Week 1 – Star and Larkin readings.

    For discussion, I would like to dwell on Larkin’s consideration of the poetics of infrastructure and its place within the libidinal economy. Accustomed to the lenses of Langdon Winner and Don Norman, I’m more familiar with treating infrastructure as a praxis of coercion – a series of effectively designed (and thus excluded from explicit cognition) political agents – that exerts a unidirectional influence on a user’s behavior despite the latter’s ostensible agency. That is, it is normalized to first discuss what infrastructure desires out of its user-base in implementation before focusing on the physical infrastructure itself. While this discussion of the artifact’s ‘politics’ provides more critical insight than merely treating infrastructure as a neutral entity, doing so falls into the same pitfall that Star outlines in her treatment of infrastructure’s transparency: as it comes to be the main topic of discourse, the political comes to obscure the ontological existence of infrastructure.
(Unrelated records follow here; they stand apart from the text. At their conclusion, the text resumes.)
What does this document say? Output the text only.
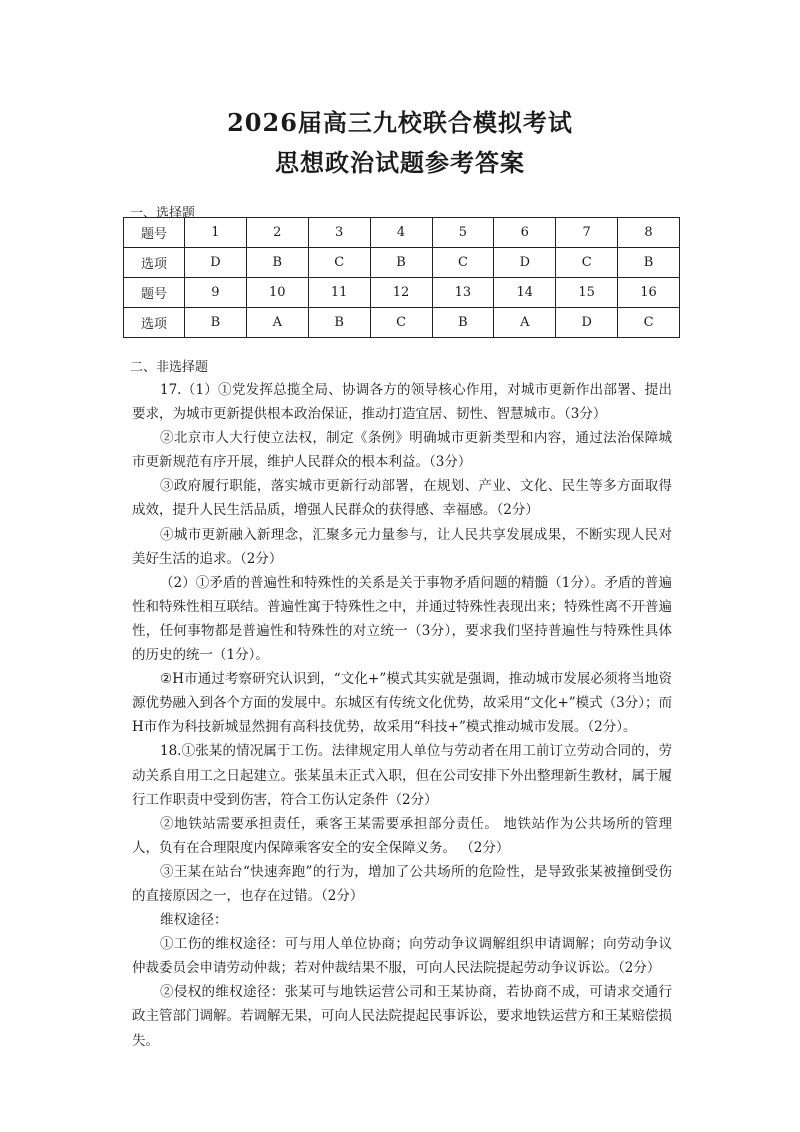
2026届高三九校联合模拟考试
思想政治试题参考答案
一、选择题
题号	1	2	3	4	5	6	7	8
选项	D	B	C	B	C	D	C	B
题号	9	10	11	12	13	14	15	16
选项	B	A	B	C	B	A	D	C
二、非选择题

17.（1）①党发挥总揽全局、协调各方的领导核心作用，对城市更新作出部署、提出要求，为城市更新提供根本政治保证，推动打造宜居、韧性、智慧城市。（3分）

②北京市人大行使立法权，制定《条例》明确城市更新类型和内容，通过法治保障城市更新规范有序开展，维护人民群众的根本利益。（3分）

③政府履行职能，落实城市更新行动部署，在规划、产业、文化、民生等多方面取得成效，提升人民生活品质，增强人民群众的获得感、幸福感。（2分）

④城市更新融入新理念，汇聚多元力量参与，让人民共享发展成果，不断实现人民对美好生活的追求。（2分）

（2）①矛盾的普遍性和特殊性的关系是关于事物矛盾问题的精髓（1分）。矛盾的普遍性和特殊性相互联结。普遍性寓于特殊性之中，并通过特殊性表现出来；特殊性离不开普遍性，任何事物都是普遍性和特殊性的对立统一（3分），要求我们坚持普遍性与特殊性具体的历史的统一（1分）。

②H市通过考察研究认识到，“文化+”模式其实就是强调，推动城市发展必须将当地资源优势融入到各个方面的发展中。东城区有传统文化优势，故采用“文化+”模式（3分）；而H市作为科技新城显然拥有高科技优势，故采用“科技+”模式推动城市发展。（2分）。

18.①张某的情况属于工伤。法律规定用人单位与劳动者在用工前订立劳动合同的，劳动关系自用工之日起建立。张某虽未正式入职，但在公司安排下外出整理新生教材，属于履行工作职责中受到伤害，符合工伤认定条件（2分）

②地铁站需要承担责任，乘客王某需要承担部分责任。 地铁站作为公共场所的管理人，负有在合理限度内保障乘客安全的安全保障义务。 （2分）

③王某在站台“快速奔跑”的行为，增加了公共场所的危险性，是导致张某被撞倒受伤的直接原因之一，也存在过错。（2分）

维权途径：

①工伤的维权途径：可与用人单位协商；向劳动争议调解组织申请调解；向劳动争议仲裁委员会申请劳动仲裁；若对仲裁结果不服，可向人民法院提起劳动争议诉讼。（2分）

②侵权的维权途径：张某可与地铁运营公司和王某协商，若协商不成，可请求交通行政主管部门调解。若调解无果，可向人民法院提起民事诉讼，要求地铁运营方和王某赔偿损失。
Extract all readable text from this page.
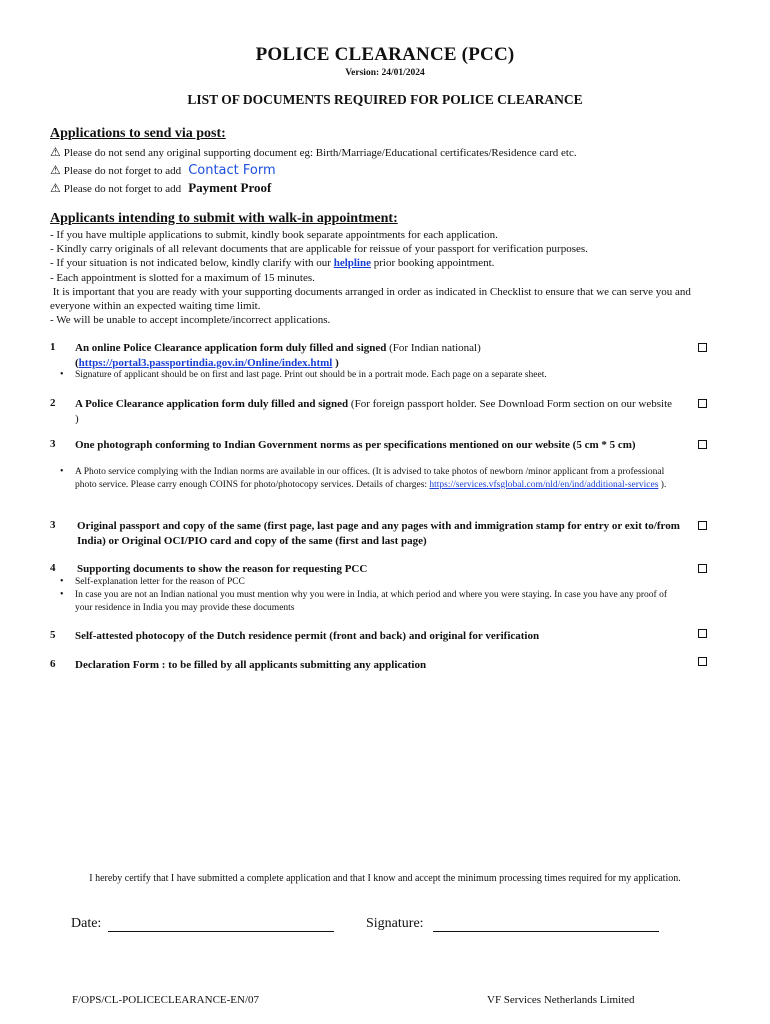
POLICE CLEARANCE (PCC)
Version: 24/01/2024
LIST OF DOCUMENTS REQUIRED FOR POLICE CLEARANCE
Applications to send via post:
⚠ Please do not send any original supporting document eg: Birth/Marriage/Educational certificates/Residence card etc.
⚠ Please do not forget to add Contact Form
⚠ Please do not forget to add Payment Proof
Applicants intending to submit with walk-in appointment:
- If you have multiple applications to submit, kindly book separate appointments for each application.
- Kindly carry originals of all relevant documents that are applicable for reissue of your passport for verification purposes.
- If your situation is not indicated below, kindly clarify with our helpline prior booking appointment.
- Each appointment is slotted for a maximum of 15 minutes.
It is important that you are ready with your supporting documents arranged in order as indicated in Checklist to ensure that we can serve you and everyone within an expected waiting time limit.
- We will be unable to accept incomplete/incorrect applications.
1 An online Police Clearance application form duly filled and signed (For Indian national)
(https://portal3.passportindia.gov.in/Online/index.html )
• Signature of applicant should be on first and last page. Print out should be in a portrait mode. Each page on a separate sheet.
2 A Police Clearance application form duly filled and signed (For foreign passport holder. See Download Form section on our website )
3 One photograph conforming to Indian Government norms as per specifications mentioned on our website (5 cm * 5 cm)
• A Photo service complying with the Indian norms are available in our offices. (It is advised to take photos of newborn /minor applicant from a professional photo service. Please carry enough COINS for photo/photocopy services. Details of charges: https://services.vfsglobal.com/nld/en/ind/additional-services ).
3 Original passport and copy of the same (first page, last page and any pages with and immigration stamp for entry or exit to/from India) or Original OCI/PIO card and copy of the same (first and last page)
4 Supporting documents to show the reason for requesting PCC
• Self-explanation letter for the reason of PCC
• In case you are not an Indian national you must mention why you were in India, at which period and where you were staying. In case you have any proof of your residence in India you may provide these documents
5 Self-attested photocopy of the Dutch residence permit (front and back) and original for verification
6 Declaration Form : to be filled by all applicants submitting any application
I hereby certify that I have submitted a complete application and that I know and accept the minimum processing times required for my application.
Date:	Signature:
F/OPS/CL-POLICECLEARANCE-EN/07	VF Services Netherlands Limited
From a methodological standpoint, a focus on the poetic and aesthetic dimensions of infrastructure – that they are evaluable things to be felt, experienced, and desired – would appear to be ideal points of departure as they retain focus on the actual entities throughout any discussion of the political. 

    That Larkin retains infrastructure as objects of desire allows an appreciation of a feedback mechanism beyond the technical of user and interface; one sees infrastructure and user entering into a circuit of desire within the libidinal economy: one experiences a desire towards infrastructure (the enjoyment of driving on a freshly paved road, the timely running of trains, crisp reception on a video call) simultaneous with the infrastructure’s ‘desire’ towards user (pressure to use toll roads to improve commute time, push to privatize public transportation for cleaner operation, suggestion to switch to more costly data plans). In such an economy of desire, one ponders the effects of transference and fetishism. Or, considering how the question of user fetishizing is already a trope in genre fiction (David Cronenberg’s Crash and Videodrone come to mind), it is perhaps better to consider the means (or even conceptual forms) through which infrastructure can fetishize ourselves. How may the object (be it user or infrastructure) become a fetish within this circuit and what effects would this pose for the circuit?

  1. What mistakes may arise from a  methodology of infrastructure based in the poetic?
  2. Does the question of aesthetics and politics transfer well into the domain of infrastructure? Why (not)?
  3. What is the place of the fetish within the poetics of infrastructure (e.g. building systems for the sake of expansion itself)? How may this impair methodology and can it be prevented?
  4. Can we envision other feedback loops that enter between user and infrastructure?